Detecting interspecific recombination with a pruned probabilistic divergence measure

Dirk Husmeier 1,*, Frank Wright 2 and Iain Milne 2

1Biomathematics and Statistics Scotland, JCMB The King's Buildings, Edinburgh, EH9 3JZ, UK
2Biomathematics and Statistics Scotland, SCRI Invergowrie, Dundee, DD2 5DA, UK

*To whom correspondence should be addressed.

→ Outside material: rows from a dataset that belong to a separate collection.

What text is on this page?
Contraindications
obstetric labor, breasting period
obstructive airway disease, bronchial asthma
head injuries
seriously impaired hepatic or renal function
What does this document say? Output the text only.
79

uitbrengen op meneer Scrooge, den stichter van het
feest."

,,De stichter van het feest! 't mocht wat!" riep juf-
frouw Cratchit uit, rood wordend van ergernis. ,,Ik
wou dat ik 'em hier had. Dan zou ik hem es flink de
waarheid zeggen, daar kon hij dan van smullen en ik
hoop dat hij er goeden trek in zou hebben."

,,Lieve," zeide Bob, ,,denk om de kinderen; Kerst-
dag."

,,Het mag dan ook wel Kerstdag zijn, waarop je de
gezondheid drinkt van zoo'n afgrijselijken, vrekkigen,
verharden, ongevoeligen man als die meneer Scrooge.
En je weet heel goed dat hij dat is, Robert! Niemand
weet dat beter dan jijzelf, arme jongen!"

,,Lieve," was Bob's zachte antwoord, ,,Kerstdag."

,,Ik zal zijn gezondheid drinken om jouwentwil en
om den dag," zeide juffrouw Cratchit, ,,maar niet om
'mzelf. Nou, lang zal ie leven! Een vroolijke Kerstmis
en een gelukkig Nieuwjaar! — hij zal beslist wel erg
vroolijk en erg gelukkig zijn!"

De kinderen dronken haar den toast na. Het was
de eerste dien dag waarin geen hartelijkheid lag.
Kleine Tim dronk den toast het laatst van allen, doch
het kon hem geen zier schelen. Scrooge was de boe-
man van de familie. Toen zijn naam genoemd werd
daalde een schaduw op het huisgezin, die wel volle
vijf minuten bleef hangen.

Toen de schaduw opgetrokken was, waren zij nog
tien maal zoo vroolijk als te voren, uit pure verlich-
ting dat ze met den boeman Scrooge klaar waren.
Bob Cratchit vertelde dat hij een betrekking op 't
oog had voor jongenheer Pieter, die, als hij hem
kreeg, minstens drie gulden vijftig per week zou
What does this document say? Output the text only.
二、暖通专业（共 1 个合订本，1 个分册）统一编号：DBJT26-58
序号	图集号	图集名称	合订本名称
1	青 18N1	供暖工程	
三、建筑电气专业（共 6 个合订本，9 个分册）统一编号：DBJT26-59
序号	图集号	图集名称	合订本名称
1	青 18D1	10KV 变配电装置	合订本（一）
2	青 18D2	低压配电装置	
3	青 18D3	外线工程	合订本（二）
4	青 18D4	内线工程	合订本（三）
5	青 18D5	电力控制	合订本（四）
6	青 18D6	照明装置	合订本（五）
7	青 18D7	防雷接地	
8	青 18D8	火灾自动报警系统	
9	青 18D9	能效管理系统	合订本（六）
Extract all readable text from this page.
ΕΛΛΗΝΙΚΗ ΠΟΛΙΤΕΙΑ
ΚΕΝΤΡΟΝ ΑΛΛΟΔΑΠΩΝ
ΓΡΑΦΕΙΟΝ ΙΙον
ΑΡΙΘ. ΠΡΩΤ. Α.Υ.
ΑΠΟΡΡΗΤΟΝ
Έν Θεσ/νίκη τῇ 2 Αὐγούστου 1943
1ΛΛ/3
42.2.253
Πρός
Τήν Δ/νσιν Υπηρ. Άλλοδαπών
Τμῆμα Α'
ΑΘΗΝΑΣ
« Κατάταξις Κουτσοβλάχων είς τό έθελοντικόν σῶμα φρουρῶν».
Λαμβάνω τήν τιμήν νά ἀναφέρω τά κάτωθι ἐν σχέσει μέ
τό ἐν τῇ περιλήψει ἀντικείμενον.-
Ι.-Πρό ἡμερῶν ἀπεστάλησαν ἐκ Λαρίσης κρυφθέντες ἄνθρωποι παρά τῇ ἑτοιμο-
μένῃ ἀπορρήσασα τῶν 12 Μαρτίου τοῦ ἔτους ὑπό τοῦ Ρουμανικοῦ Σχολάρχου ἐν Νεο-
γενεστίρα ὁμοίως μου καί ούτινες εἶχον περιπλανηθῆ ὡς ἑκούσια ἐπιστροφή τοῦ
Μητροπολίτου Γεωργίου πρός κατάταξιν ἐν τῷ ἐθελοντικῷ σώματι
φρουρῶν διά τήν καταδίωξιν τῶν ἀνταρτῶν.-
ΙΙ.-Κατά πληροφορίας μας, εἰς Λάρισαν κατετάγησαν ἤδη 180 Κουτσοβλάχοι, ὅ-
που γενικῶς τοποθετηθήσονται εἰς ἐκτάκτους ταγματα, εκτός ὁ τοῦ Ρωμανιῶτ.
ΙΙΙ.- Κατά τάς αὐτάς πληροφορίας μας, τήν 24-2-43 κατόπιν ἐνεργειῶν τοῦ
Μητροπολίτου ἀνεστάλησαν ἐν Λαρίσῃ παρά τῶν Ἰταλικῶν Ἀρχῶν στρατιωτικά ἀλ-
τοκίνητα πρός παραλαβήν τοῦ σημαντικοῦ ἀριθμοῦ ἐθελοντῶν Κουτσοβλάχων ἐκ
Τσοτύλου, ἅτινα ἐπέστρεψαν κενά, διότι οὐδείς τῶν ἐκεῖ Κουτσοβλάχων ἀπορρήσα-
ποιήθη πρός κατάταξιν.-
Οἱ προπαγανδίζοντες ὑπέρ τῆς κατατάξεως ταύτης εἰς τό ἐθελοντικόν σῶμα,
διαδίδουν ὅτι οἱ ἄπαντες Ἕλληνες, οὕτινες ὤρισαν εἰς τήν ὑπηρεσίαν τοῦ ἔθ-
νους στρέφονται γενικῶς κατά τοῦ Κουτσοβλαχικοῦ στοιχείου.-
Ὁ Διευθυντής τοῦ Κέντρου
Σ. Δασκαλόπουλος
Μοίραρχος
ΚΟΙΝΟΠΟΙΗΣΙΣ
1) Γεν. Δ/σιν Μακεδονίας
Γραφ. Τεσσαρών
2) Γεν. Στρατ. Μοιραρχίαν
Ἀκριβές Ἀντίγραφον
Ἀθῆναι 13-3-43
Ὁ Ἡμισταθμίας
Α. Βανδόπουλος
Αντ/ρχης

Motivation: A promising sliding-window method for the detection of interspecific recombination in DNA sequence alignments is based on the monitoring of changes in the posterior distribution of tree topologies with a probabilistic divergence measure. However, as the number of taxa in the alignment increases or the sliding-window size decreases, the posterior distribution becomes increasingly diffuse. This diffusion blurs the probabilistic divergence signal and adversely affects the detection accuracy. The present study investigates how this shortcoming can be redeemed with a pruning method based on post-processing clustering, using the Robinson–Foulds distance as a metric in tree topology space.

Results: An application of the proposed scheme to three synthetic and two real-world DNA sequence alignments illustrates the amount of improvement that can be obtained with the pruning method. The study also includes a comparison with two established recombination detection methods: Recpars and the DSS (difference of sum of squares) method.